It is rather rare for dastardly criminals planning to commit a crime to actually disclose their forward thinking to the appropriate authorities through an article to the newspaper. I do so today in order to ensure plenty of time to prepare a really nice suite at the Milton Hilton for me after sentencing. I hear room service is available along with free dental and health checks and the gym is well-stocked. I hope by admitting my guilt before the crime is actually committed, the judge will reduce the sentence he would normally impose on someone who pleads guilty after committing the crime. Most criminals apparently regret the crime after being caught or just regret being caught after the crime. Take your pick.
And the reason for my enforced stay as a guest at Her Majesty's institution?
I intend to follow the current fashion and print money. Some of you will say that is a heinous crime deserving of the most severe punishment.
Counterfeiting, after all, destroys our monetary system. Society cannot allow the printing of money just because there is a need for more cash. Society's politicians however now promote printing our own money to solve the world's financial problems so I figured "sauce for the goose ... " If our politicians believe printing a couple of billion dollars annually to pay for their pet projects is such a good idea, then surely my idea of printing a paltry few dollars for my projects is even better.
As I have no wish to be found guilty of plagiarism, as well as counterfeiting, I must acknowledge the idea to print money as required is not new.

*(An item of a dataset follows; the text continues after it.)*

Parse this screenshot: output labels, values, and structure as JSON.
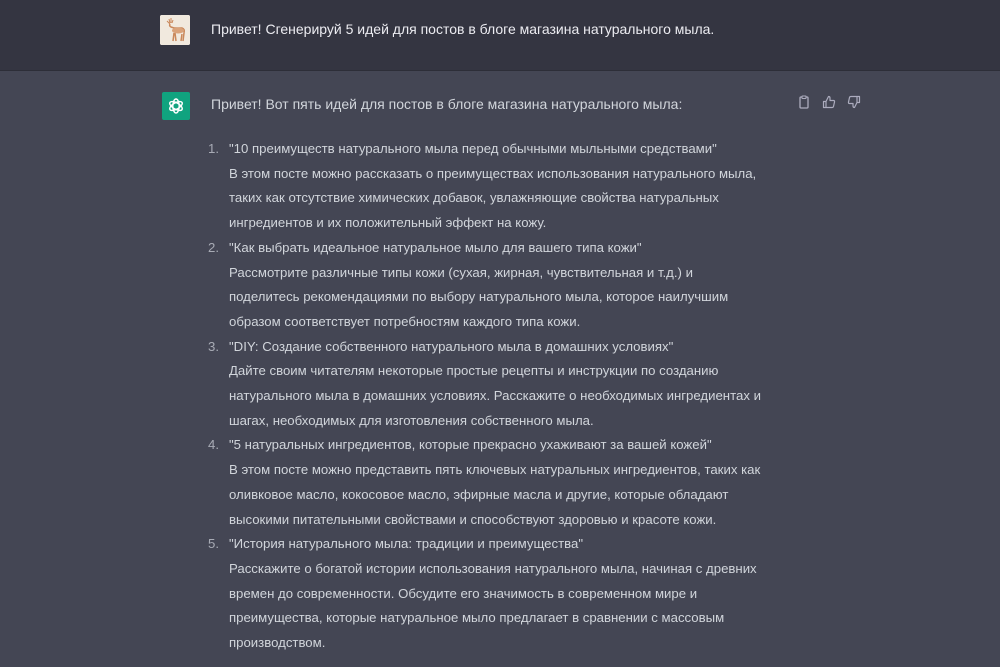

Many years ago a Major C. H. Douglas thought it was such a good idea he called it "social credit", to legitimise the printing of money if and when needed.

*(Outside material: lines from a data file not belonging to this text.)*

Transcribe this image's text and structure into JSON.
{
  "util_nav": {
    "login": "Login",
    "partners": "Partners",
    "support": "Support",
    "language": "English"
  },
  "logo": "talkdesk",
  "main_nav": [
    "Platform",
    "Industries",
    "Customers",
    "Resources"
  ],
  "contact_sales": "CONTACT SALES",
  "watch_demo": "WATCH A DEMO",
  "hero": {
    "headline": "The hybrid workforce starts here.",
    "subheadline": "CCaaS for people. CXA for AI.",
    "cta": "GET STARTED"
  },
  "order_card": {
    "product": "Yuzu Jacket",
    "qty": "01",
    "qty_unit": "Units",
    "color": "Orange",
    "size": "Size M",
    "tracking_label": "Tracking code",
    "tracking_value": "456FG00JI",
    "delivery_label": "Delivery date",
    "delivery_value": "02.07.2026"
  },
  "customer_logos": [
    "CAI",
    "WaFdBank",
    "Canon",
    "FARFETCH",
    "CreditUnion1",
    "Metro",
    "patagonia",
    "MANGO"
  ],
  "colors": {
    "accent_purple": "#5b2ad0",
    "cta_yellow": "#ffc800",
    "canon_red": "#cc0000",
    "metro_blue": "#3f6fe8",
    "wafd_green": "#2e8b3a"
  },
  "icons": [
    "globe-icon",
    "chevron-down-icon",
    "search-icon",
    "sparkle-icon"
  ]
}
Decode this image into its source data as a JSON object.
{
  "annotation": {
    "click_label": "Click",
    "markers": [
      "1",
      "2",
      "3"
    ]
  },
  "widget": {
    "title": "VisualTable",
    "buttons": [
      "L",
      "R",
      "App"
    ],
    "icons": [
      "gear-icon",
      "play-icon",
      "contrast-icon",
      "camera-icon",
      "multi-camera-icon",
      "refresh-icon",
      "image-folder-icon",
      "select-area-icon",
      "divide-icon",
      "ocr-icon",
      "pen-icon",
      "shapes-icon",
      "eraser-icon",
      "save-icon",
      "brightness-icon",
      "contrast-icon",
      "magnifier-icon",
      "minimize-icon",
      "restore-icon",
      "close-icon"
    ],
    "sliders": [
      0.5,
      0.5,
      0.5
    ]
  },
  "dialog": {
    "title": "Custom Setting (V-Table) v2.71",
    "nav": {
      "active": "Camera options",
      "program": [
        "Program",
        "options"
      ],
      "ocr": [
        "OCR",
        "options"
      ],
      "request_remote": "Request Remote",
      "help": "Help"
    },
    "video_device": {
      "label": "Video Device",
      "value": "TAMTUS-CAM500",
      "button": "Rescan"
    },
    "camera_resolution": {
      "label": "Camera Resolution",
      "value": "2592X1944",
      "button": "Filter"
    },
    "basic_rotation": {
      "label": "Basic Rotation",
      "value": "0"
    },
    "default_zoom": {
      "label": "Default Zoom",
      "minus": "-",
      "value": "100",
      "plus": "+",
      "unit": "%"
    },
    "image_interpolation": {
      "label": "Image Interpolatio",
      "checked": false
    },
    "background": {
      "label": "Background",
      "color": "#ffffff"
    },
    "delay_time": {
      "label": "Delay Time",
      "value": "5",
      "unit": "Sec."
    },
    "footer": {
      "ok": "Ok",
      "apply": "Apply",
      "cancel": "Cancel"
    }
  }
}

Social credit sounded so much better than "money printing". The good major failed to notice if you increase the supply of a product its value trends downwards. That applies to milk, lamb, beef, timber as well as the money you are printing, so you have to keep printing and producing to retain the status quo. One well-known advocate of this approach is one Robert Mugabe, from Zimbabwe, where his printing presses simply couldn't keep up with the daily devaluation of their currency but would have been great for the local paper mill if they could only have printed enough money to build one.
Despite such obvious examples, this unorthodox approach to monetary policy has caught on worldwide by all manner of people including those who are kept in something called a Federal Reserve in the United States. One assumes this Reserve is an institution for the criminally insane who have a uncontrollable urge to print money.

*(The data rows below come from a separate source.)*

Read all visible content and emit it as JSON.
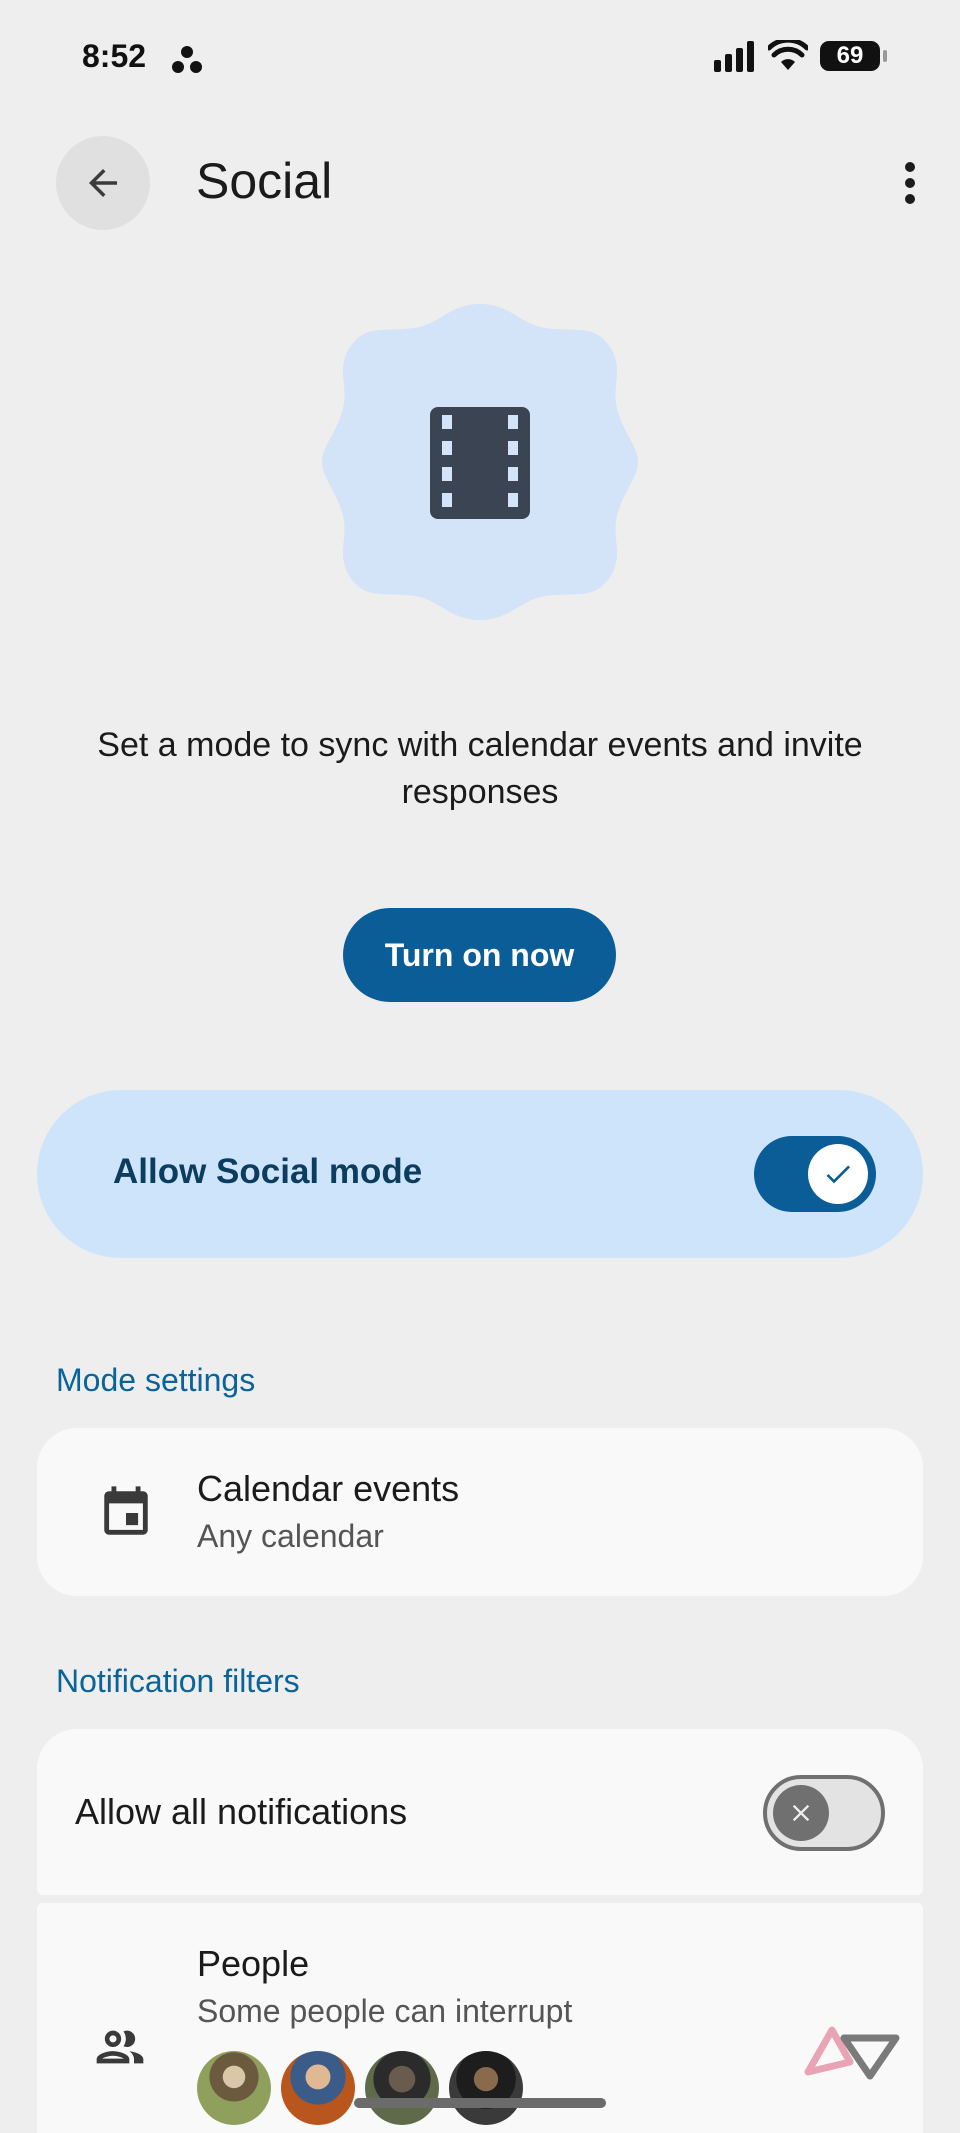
{
  "status_bar": {
    "time": "8:52",
    "battery": "69"
  },
  "header": {
    "title": "Social"
  },
  "hero": {
    "description": "Set a mode to sync with calendar events and invite responses"
  },
  "turn_on_button": {
    "label": "Turn on now"
  },
  "allow_mode": {
    "label": "Allow Social mode",
    "enabled": true
  },
  "mode_settings": {
    "heading": "Mode settings",
    "calendar": {
      "title": "Calendar events",
      "subtitle": "Any calendar"
    }
  },
  "notification_filters": {
    "heading": "Notification filters",
    "allow_all": {
      "label": "Allow all notifications",
      "enabled": false
    },
    "people": {
      "title": "People",
      "subtitle": "Some people can interrupt"
    }
  },
  "colors": {
    "accent": "#0a5d97",
    "accent_container": "#cde4fb",
    "section_label": "#0a6499",
    "hero_shape": "#d3e3f8"
  },
  "icons": [
    "back-arrow-icon",
    "more-vert-icon",
    "film-icon",
    "check-icon",
    "calendar-icon",
    "close-icon",
    "people-icon"
  ]
}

Insanity is defined as doing the same thing over and over again and expecting a different result.
Rather surprisingly, the idea of the good Major Douglas and the not-so-good Robert Mugabe, is now fast becoming orthodox monetary policy endorsed by no lesser political and economic giants as our very own Green Party. This print-and-distribute policy has the backing of their MPs who have obviously studied President Mugabe's model and commitment to printing money as the way to pay off debt. The sheer brilliance of the Greens scheme is that interest rates for borrowers will be zero. This policy will, of course, severely punish those not responsible for the monetary collapse the world's savers. Those rapacious and retired folk who had scraped together a nest egg in the local bank to assist in their retirement will get no return for their deposit. I do struggle to understand how this policy offers an incentive to all others to save. Meanwhile, it's business and bonuses as usual for Goldman Sachs and JP Morgan et al. The printing presses are rolling as the international banking industry and politicians now speak not of printing money nor of social credit but of "quantitative easing." This phrase sounds more like a description given to a ewe about to give birth to triplets rather than a monetary expression but there you have it. All of which gave me the idea to print my own money. If the Feds can do it, if the euro zone can do it, why not me - or you?
We just have to call it "personal quantitative easing". Meanwhile, I intend to call Russel Norman - co-leader of the Greens - as the first and probably only expert witness for the defence in my trial. His knowledge of finance should ensure I get a minimum sentence of 20 years to life at a taxpayer-funded institution, where I pay neither rates nor tax and where healthy food is free. And all this because counterfeiting or increasing the money supply for a private benefit is illegal but increasing the money supply by Government for public benefit and electoral advantage is not.
Both however have the same effect on savings and the purchasing power of our dollar and both should be illegal.
I go to jail and Mr Norman goes to Parliament. How does that work?
• Gerrard Eckhoff is a former Act Member of Parliament. He lives near Alexandra.